By analyzing existing cross correlation between Stellar and Maker, you can compare the effects of market volatilities on Stellar and Maker and check how they will diversify away market risk if combined in the same portfolio for a given time horizon. You can also utilize pair trading strategies of matching a long position in Stellar with a short position of Maker. Check out your portfolio center. Please also check ongoing floating volatility patterns of Stellar and Maker.
Diversification Opportunities for Stellar and Maker
Average diversification
The 3 months correlation between Stellar and Maker is 0.14. Overlapping area represents the amount of risk that can be diversified away by holding Stellar and Maker in the same portfolio, assuming nothing else is changed. The correlation between historical prices or returns on Maker and Stellar is a relative statistical measure of the degree to which these equity instruments tend to move together. The correlation coefficient measures the extent to which returns on Stellar are associated (or correlated) with Maker. Values of the correlation coefficient range from -1 to +1, where. The correlation of zero (0) is possible when the price movement of Maker has no effect on the direction of Stellar i.e., Stellar and Maker go up and down completely randomly.

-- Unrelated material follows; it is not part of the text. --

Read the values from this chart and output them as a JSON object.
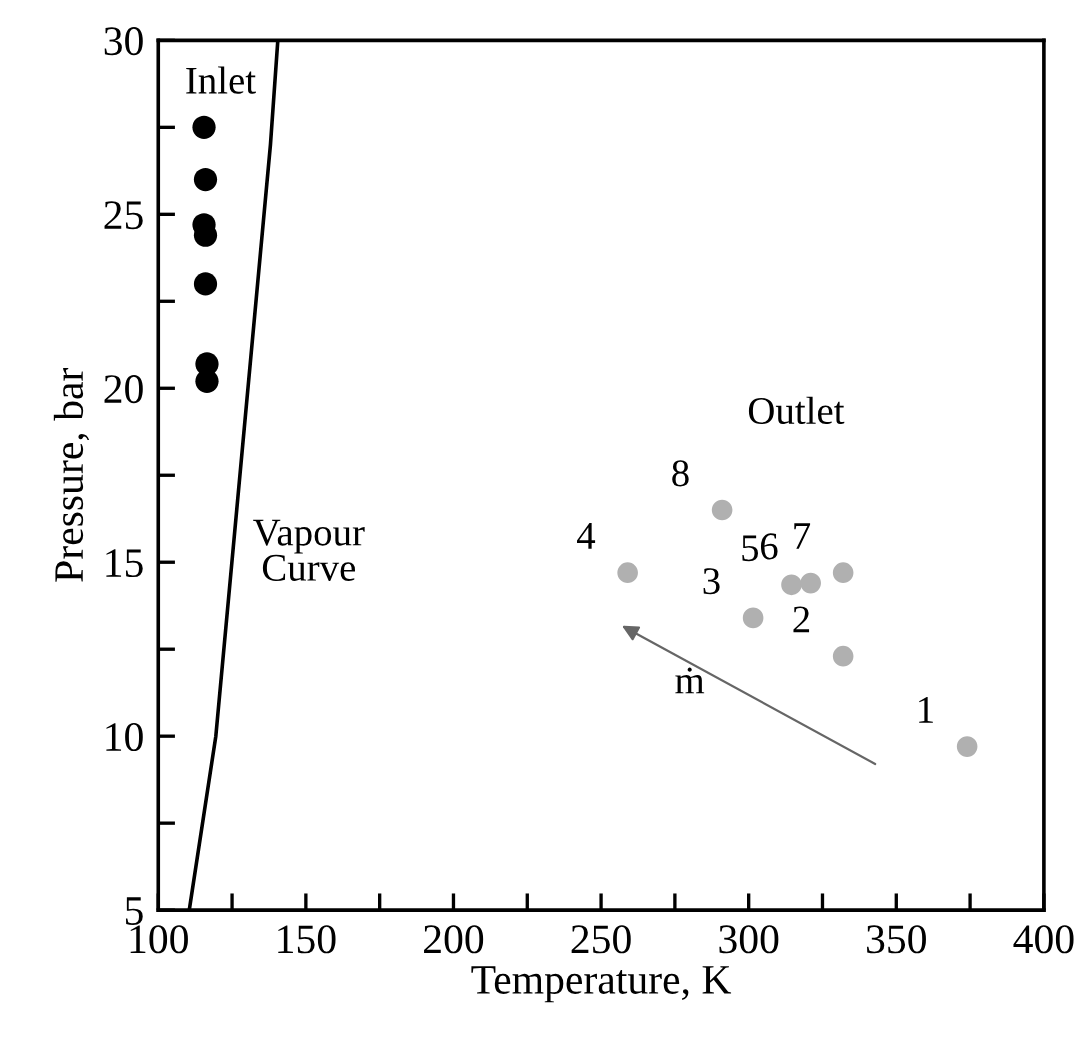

Pair Corralation between Stellar and Maker
Assuming the 90 days trading horizon Stellar is expected to under-perform the Maker. In addition to that, Stellar is 1.0 times more volatile than Maker. It trades about -0.02 of its total potential returns per unit of risk. Maker is currently generating about 0.0 per unit of volatility. If you would invest 149,147 in Maker on December 30, 2024 and sell it today you would lose (20,078) from holding Maker or give up 13.46% of portfolio value over 90 days.

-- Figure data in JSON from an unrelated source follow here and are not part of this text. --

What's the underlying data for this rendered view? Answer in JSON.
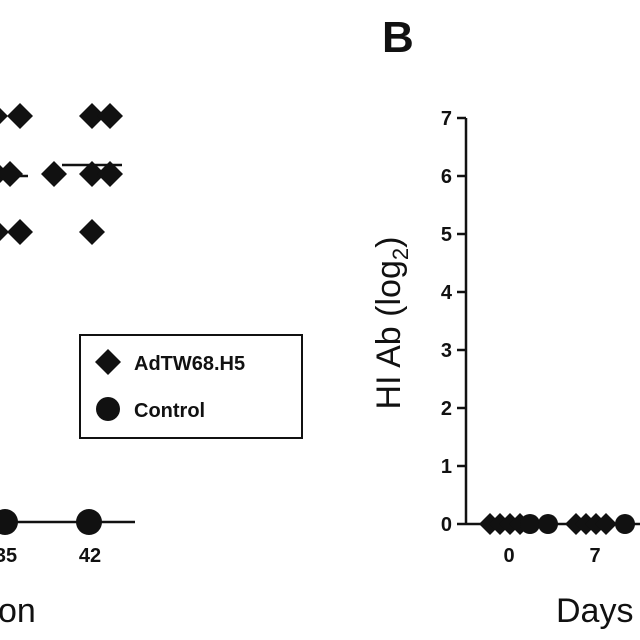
{
  "panel_b_label": "B",
  "chart_data": [
    {
      "type": "scatter",
      "panel": "A",
      "xlabel_fragment": "on",
      "x_tick_labels": [
        "35",
        "42"
      ],
      "legend": {
        "placement": "center-right",
        "entries": [
          {
            "label": "AdTW68.H5",
            "marker": "diamond"
          },
          {
            "label": "Control",
            "marker": "circle"
          }
        ]
      },
      "series": [
        {
          "name": "AdTW68.H5",
          "marker": "diamond",
          "points": [
            {
              "x": "35",
              "y": 7
            },
            {
              "x": "35",
              "y": 7
            },
            {
              "x": "35",
              "y": 6
            },
            {
              "x": "35",
              "y": 6
            },
            {
              "x": "35",
              "y": 6
            },
            {
              "x": "35",
              "y": 5
            },
            {
              "x": "35",
              "y": 5
            },
            {
              "x": "42",
              "y": 7
            },
            {
              "x": "42",
              "y": 7
            },
            {
              "x": "42",
              "y": 6
            },
            {
              "x": "42",
              "y": 6
            },
            {
              "x": "42",
              "y": 5
            }
          ],
          "mean_lines": [
            {
              "x": "35",
              "y": 6
            },
            {
              "x": "42",
              "y": 6.2
            }
          ]
        },
        {
          "name": "Control",
          "marker": "circle",
          "points": [
            {
              "x": "35",
              "y": 0
            },
            {
              "x": "42",
              "y": 0
            }
          ]
        }
      ]
    },
    {
      "type": "scatter",
      "panel": "B",
      "ylabel": "HI Ab (log",
      "ylabel_subscript": "2",
      "ylabel_close": ")",
      "xlabel": "Days",
      "ylim": [
        0,
        7
      ],
      "y_ticks": [
        "0",
        "1",
        "2",
        "3",
        "4",
        "5",
        "6",
        "7"
      ],
      "x_tick_labels": [
        "0",
        "7"
      ],
      "series": [
        {
          "name": "AdTW68.H5",
          "marker": "diamond",
          "points": [
            {
              "x": "0",
              "y": 0
            },
            {
              "x": "0",
              "y": 0
            },
            {
              "x": "0",
              "y": 0
            },
            {
              "x": "0",
              "y": 0
            },
            {
              "x": "7",
              "y": 0
            },
            {
              "x": "7",
              "y": 0
            },
            {
              "x": "7",
              "y": 0
            },
            {
              "x": "7",
              "y": 0
            }
          ]
        },
        {
          "name": "Control",
          "marker": "circle",
          "points": [
            {
              "x": "0",
              "y": 0
            },
            {
              "x": "0",
              "y": 0
            },
            {
              "x": "7",
              "y": 0
            }
          ]
        }
      ]
    }
  ]
}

Time Period | 3 Months [change] |
Direction | Moves Together |
Strength | Insignificant |
Accuracy | 100.0% |
Values | Daily Returns |
Stellar vs. Maker
Performance |
Timeline |
Stellar |
Maker |
Stellar and Maker Volatility Contrast
Predicted Return Density |
Returns |
Pair Trading with Stellar and Maker
The main advantage of trading using opposite Stellar and Maker positions is that it hedges away some unsystematic risk. Because of two separate transactions, even if Stellar position performs unexpectedly, Maker can make up some of the losses. Pair trading also minimizes risk from directional movements in the market. For example, if an entire industry or sector drops because of unexpected headlines, the short position in Maker will offset losses from the drop in Maker's long position.The idea behind Stellar and Maker pairs trading is to make the combined position market-neutral, meaning the overall market's direction will not affect its win or loss (or potential downside or upside). This can be achieved by designing a pairs trade with two highly correlated stocks or equities that operate in a similar space or sector, making it possible to obtain profits through simple and relatively low-risk investment.Check out your portfolio center.Note that this page's information should be used as a complementary analysis to find the right mix of equity instruments to add to your existing portfolios or create a brand new portfolio. You can also try the Equity Forecasting module to use basic forecasting models to generate price predictions and determine price momentum.